Bu edebiyat, özellikle XIII. asırdan itibaren çok gelişmiş, Ahmet Fakih, Şeyyad Hamza, Yunus Emre, Sultan Veled ve Âşık Paşa’yla başlayan bu gelenek, daha sonra, Nef’i, Nabi, Neşati, Şeyh Galib, Yenişehirli Avni, Esrar Dede, Keçecizâde İzzet Molla, Enderunlu Vasıf, Akif ve Pertev Paşa gibi isimlerle Tanzimat sonrasına kadar devam etmiştir. Cumhuriyet devrinde de Yahya Kemal, Nazım Hikmet, Hasan Ali Yücel, Halide Nusret Zorlutuna gibi şairler, Mevleviliği konu alan yahut Mevlânâ övgüsü ve sevgisini dile getiren şiirler yazmışlardır. Günümüz şairleri arasında da bu tür şiir yazan şairler vardır. Fazıl Hüsnü Dağlarca, Arif Nihat Asya, Bekir Sıtkı Erdoğan, Yavuz Bülent Bakiler, Feyzi Halıcı bunlardan bir kaçıdır. Yabancı edebiyatlarda da bu tür şiirler yazılmıştır. Alman şairi Hanns Meinke, yine Alman doğu bilimcisi Annemaria Schımmel, İranlı şair Sadık Sermed, Kanadalı James George akla ilk gelen isimlerdir.
Mevlânâ konulu şiir yazanlar arasında hanım şairler de bulunmaktadır. Bunlar arasında dikkatimizi hemen çeken iki şair, Leyla ve Şeref Hanım’dır. Edebiyat çevrelerinde daha çok “pür âteşim açdırma sakın ağzımı zinhâr/Zâlim beni söyletme derûnumda neler var” mısralarıyla başlayan şarkısıyla da tanınan Leylâ Hanım, İstanbul’da doğmuştur.

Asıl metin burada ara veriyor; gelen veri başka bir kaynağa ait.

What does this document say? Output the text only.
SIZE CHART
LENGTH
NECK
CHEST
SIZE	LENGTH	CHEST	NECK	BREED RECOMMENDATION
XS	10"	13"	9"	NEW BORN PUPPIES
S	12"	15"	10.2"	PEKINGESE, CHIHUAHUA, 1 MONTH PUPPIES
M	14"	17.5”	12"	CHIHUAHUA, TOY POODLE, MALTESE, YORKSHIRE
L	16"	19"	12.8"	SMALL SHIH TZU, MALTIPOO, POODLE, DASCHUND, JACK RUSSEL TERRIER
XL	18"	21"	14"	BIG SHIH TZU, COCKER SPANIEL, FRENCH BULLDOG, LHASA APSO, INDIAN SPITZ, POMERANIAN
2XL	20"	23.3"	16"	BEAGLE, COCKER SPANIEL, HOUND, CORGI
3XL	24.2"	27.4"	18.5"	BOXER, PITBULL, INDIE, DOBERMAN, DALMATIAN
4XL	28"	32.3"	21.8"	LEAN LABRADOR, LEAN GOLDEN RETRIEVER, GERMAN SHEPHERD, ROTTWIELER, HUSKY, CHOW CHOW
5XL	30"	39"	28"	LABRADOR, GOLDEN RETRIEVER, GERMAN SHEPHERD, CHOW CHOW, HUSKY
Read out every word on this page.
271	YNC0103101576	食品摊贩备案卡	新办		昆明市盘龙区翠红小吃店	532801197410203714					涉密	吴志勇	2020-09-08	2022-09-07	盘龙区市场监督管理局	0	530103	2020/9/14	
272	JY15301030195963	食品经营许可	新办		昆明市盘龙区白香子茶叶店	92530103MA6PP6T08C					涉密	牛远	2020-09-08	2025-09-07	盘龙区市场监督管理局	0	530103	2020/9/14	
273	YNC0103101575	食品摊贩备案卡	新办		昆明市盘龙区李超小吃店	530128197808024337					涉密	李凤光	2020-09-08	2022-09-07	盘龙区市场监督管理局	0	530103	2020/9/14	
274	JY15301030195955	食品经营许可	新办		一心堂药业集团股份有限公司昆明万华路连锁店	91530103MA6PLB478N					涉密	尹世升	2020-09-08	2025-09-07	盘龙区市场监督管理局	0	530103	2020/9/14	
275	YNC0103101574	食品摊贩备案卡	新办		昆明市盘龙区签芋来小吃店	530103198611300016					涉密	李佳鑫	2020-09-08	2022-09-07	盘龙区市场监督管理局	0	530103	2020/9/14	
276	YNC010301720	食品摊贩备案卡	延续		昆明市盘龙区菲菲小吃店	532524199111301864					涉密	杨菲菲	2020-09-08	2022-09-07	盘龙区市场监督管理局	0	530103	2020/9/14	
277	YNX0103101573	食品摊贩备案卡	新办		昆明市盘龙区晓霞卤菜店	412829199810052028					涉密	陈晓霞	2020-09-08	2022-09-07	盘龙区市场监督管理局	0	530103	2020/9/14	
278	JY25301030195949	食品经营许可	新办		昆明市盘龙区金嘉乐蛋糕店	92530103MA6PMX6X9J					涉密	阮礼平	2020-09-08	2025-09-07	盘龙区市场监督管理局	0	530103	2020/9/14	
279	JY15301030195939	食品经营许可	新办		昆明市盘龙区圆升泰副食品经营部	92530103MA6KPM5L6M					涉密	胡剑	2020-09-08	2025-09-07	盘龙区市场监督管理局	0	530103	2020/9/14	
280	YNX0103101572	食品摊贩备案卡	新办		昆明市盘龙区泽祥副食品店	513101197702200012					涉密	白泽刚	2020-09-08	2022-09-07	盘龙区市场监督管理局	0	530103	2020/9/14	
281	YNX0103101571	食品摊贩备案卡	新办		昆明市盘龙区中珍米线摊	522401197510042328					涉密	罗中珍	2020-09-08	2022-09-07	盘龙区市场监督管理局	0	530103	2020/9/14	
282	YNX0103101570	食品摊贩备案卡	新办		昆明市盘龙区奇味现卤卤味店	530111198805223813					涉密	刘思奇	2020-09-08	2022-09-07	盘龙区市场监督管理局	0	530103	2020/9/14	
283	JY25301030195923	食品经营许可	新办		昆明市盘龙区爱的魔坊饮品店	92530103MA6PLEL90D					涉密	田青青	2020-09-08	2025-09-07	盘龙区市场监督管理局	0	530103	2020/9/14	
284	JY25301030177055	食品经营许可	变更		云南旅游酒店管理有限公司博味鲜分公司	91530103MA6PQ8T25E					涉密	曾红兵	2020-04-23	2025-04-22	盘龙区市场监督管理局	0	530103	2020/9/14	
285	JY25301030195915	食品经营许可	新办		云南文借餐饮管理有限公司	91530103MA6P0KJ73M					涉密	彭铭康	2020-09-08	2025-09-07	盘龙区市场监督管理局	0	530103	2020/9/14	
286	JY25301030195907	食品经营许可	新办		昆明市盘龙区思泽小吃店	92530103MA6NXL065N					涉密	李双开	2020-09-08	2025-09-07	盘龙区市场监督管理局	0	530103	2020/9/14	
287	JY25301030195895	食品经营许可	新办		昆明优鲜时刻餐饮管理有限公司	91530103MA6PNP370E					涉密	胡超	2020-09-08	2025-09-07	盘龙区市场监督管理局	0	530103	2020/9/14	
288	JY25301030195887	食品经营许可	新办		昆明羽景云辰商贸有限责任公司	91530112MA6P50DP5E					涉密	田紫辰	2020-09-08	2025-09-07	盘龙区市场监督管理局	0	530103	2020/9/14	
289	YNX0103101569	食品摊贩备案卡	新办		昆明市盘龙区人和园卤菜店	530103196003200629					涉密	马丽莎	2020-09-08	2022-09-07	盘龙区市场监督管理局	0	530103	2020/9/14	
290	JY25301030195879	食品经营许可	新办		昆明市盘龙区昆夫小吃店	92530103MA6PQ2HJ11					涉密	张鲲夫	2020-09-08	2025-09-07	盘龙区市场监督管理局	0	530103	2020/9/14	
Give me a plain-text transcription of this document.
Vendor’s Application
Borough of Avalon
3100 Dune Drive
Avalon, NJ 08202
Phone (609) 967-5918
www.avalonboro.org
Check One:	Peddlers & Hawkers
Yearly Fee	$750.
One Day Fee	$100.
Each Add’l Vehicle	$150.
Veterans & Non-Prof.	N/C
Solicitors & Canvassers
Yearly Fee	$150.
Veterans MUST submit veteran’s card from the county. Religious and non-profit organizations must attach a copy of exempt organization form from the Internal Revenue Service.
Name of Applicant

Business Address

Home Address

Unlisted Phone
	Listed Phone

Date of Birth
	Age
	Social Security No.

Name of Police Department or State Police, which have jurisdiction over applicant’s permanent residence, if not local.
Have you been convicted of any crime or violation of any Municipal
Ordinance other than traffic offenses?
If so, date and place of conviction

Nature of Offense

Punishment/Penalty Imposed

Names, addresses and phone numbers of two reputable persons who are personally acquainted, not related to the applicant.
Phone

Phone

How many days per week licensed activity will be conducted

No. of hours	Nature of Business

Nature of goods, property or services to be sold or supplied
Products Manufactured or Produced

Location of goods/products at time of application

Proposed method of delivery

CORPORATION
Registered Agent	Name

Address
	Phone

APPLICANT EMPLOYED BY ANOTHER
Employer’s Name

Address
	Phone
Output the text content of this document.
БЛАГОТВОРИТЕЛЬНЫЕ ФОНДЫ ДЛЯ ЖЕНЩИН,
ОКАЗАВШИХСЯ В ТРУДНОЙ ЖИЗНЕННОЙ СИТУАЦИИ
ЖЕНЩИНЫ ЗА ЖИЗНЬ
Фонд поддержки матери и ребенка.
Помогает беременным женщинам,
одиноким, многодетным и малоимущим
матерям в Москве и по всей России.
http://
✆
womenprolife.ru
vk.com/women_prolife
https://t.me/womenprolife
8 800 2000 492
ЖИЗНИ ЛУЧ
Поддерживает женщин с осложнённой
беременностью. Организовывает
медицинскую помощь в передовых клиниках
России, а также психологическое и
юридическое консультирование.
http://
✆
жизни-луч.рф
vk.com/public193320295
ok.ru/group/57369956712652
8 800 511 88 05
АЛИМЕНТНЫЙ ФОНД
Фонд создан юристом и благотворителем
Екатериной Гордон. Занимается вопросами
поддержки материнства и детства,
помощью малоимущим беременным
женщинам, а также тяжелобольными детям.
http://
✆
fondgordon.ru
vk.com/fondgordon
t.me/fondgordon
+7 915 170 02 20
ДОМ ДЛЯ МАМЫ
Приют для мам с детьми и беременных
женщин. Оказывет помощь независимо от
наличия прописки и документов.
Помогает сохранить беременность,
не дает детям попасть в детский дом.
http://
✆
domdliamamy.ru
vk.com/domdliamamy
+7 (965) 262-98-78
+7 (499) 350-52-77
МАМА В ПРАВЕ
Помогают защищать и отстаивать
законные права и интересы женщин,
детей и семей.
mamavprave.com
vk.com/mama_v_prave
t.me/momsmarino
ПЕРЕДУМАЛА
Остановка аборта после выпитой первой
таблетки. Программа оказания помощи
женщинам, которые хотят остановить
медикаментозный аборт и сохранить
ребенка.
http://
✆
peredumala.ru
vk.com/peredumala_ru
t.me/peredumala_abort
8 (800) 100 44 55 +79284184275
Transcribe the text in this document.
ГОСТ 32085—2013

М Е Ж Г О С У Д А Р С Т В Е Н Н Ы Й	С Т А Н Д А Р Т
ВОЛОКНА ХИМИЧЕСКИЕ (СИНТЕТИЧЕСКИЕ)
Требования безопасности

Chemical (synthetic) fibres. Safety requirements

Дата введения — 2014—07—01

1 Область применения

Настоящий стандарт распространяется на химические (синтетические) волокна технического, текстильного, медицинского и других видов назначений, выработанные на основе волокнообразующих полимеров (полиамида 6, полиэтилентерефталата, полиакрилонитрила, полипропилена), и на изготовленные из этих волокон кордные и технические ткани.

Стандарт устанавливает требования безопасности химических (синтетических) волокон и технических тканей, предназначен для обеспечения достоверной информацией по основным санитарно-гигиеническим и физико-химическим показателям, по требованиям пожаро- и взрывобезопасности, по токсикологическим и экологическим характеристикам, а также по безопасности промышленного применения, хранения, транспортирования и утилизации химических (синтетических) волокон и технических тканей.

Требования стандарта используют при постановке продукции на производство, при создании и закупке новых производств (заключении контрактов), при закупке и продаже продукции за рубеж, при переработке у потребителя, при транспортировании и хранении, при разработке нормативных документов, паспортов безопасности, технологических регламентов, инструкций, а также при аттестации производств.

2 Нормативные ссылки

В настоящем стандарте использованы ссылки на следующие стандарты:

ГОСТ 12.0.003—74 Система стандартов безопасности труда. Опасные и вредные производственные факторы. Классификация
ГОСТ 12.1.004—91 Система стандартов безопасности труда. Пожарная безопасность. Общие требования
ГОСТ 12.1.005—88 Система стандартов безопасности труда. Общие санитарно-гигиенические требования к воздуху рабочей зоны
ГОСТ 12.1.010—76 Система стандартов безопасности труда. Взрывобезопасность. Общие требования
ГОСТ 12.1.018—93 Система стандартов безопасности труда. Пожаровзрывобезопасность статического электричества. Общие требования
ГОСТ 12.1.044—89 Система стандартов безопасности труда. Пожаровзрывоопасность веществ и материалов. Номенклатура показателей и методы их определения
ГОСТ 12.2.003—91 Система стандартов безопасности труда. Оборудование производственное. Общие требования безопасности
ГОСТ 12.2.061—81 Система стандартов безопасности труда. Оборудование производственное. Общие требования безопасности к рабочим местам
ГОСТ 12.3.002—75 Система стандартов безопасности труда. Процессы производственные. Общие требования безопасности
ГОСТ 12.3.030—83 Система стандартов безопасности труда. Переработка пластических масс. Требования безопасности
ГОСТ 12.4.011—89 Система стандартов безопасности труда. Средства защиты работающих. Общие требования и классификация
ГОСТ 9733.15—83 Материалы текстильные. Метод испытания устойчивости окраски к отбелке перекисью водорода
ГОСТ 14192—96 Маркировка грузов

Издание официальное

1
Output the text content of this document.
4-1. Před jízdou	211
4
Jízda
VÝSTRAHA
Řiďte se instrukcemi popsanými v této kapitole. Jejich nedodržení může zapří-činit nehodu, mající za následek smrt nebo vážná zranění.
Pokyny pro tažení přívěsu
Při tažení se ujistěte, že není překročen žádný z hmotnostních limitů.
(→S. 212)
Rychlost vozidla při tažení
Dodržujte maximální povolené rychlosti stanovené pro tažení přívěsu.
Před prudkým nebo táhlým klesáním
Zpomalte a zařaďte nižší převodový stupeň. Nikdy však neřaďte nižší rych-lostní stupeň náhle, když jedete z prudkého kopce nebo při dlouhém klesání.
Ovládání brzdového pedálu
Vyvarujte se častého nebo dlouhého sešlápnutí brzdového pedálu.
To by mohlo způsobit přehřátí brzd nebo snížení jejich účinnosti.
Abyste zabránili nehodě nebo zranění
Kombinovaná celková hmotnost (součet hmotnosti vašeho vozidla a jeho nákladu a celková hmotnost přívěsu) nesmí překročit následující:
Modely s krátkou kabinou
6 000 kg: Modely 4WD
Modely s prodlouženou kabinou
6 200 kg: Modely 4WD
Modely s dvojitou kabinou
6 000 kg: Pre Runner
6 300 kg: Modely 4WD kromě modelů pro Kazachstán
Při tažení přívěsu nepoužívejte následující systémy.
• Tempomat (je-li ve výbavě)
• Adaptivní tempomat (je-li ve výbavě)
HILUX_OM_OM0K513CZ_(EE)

Doğum tarihi bilinmemektedir. Şairliğinde en büyük tesir, Mevlevi tarikatına mensup dayısı, şair Keçecizâde İzzet Molla’dır. Onu kendisine şiirde üstad kabul eden Leyla Hanım’ın, şairliğe yönelmesinde aile çevresinin de tesiri olduğu muhakkaktır. Zira münevver bir aile ortamında yetişmiştir. Edebiyat tarihçileri onun  “derviş ruhlu, hür fikirli ve olgun bir kadın” olduğunu belirtirler.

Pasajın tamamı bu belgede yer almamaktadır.